Black people in England are almost four times more likely than white people to have no outdoor space at home. Despite this, and as a result of the confinement of the pandemic when many of us were limited to leaving our homes for 30 minutes of exercise per day, Black and Brown people in particular have sought alternative ways to get outside and into nature. From collective bird watching with Flock Together, to a growing community of walkers and hikers who march under the banner of Black Girls Hike, thousands are discovering and rediscovering the therapeutic benefits of nature

Foraging is a radical way to reject the idea that Blackness is the antithesis to nature, and the workshops that Rasheeqa offers are evidence of this. She insists that foraging can start “as soon as you step out of your door, as soon as you look out of your window.” It’s something that is not only accessible but that shows us that being in nature can be something that city-dwellers enjoy on their doorstep, not something they need to travel to the moors to enjoy. Indeed, near her home in East London Rasheeqa forages herbs like “Dandelion, Burdock, Nettle and Herb robert which have such magnificent effects on the body in terms of promoting vitality and organ function and overall health” yet are so often “trampled underfoot, ignored and dismissed as weeds.” 

Sowing seeds of hope

Speaking to Rasheeqa and Sam about the ways that Black and Brown people are reclaiming their space in the natural world reminded me of Robin D G Kelley’s idea of Freedom Dreaming. Kelley argues that Freedom Dreaming is an ‘emancipation of thought’ that empowers us to imagine – and enact – reparative justice and abolition as a daily practice. Whether it is trespassing in untouched woodland or picking herbs while waiting for the bus, practices like these empower us to reject belonging in the conditionality of the curated rural idyll. 

For Zakia Sewell, the creator of My Albion (a podcast that follows her quest for Albion, a semi-mythical Britain where her oxymoronic identity of mixed-race Black Britishness might find harmony), it became clear that the natural world we seek to build in Britain must encompass the many different aspects of life here. And as tempting as it may be, we should not all go and live in tiny homes in the middle of the countryside disconnected from one another.

Although Zakia’s pursuit of Albion began as a search for “a different kind of British culture that wasn’t…founded on racism, exclusion and white supremacy,” she soon realised that this was a naïve hope for a “false paradise”. In its place, she now sees her search for Albion as “an expression of a hope for…an inclusive vision of Britain or British history,” accommodating all of the stories that have shaped this “green and pleasant ‘so called’ land.” 

This is where the work of projects like the National Trust’s Colonial Countryside Project begin to sow the seeds of hope. Describing the children she collaborated with, Corinne told me that “however narrow an education” they had received in the British system, they all had “a global consciousness and an understanding of wider histories beyond the British Isles”, whether this was from family or even through social media. Not only this, but they were “very receptive to new ideas” and that fluidity allowed real and engaged conversations to take place.

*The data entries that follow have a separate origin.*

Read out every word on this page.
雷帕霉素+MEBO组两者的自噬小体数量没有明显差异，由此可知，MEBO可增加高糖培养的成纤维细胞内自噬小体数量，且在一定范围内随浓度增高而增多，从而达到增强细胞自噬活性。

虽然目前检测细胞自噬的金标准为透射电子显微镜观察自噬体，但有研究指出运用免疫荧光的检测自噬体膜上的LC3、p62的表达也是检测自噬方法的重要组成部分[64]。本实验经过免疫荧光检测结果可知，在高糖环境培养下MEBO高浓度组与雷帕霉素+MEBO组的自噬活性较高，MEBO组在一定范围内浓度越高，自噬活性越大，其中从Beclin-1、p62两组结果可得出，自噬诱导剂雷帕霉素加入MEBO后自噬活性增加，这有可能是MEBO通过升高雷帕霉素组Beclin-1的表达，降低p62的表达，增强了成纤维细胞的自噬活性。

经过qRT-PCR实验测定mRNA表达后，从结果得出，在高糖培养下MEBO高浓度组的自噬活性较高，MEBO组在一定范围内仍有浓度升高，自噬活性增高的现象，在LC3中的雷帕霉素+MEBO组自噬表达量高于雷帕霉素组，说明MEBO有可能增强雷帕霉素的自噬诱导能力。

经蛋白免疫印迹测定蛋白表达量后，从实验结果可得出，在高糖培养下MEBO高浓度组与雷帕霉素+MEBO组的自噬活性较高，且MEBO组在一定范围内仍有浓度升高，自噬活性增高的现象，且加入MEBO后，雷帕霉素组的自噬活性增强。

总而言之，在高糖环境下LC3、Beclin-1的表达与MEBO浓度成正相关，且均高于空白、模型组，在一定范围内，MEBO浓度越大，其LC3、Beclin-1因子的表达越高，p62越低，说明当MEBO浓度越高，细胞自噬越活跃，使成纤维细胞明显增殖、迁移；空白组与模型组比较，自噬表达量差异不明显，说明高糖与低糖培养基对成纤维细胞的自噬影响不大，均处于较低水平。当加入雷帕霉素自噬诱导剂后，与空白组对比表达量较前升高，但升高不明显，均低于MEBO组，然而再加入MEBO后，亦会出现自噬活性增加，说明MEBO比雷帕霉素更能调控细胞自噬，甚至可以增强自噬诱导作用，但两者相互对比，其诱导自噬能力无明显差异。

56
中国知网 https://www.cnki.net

This is the Freedom Dreaming we must be doing to bring about the reparative justice that will ensure that nature is for everyone. As Corinne says “people are more able to listen to children when they engage with this history than to adults… they make the case for looking again.” When the British public decide to look again, the whole nation can begin the process of Freedom Dreaming, rejecting the pursuit of belonging to the non-existent rural ‘idyll’.

This article was amended on 21 February to state that the rhetoric of the pro-Brexit UK Independence Party and its former leader Nigel Farage used the “nostalgic dream of a white, virgin landscape void of people of colour” in recent years. An earlier version referred only to Farage.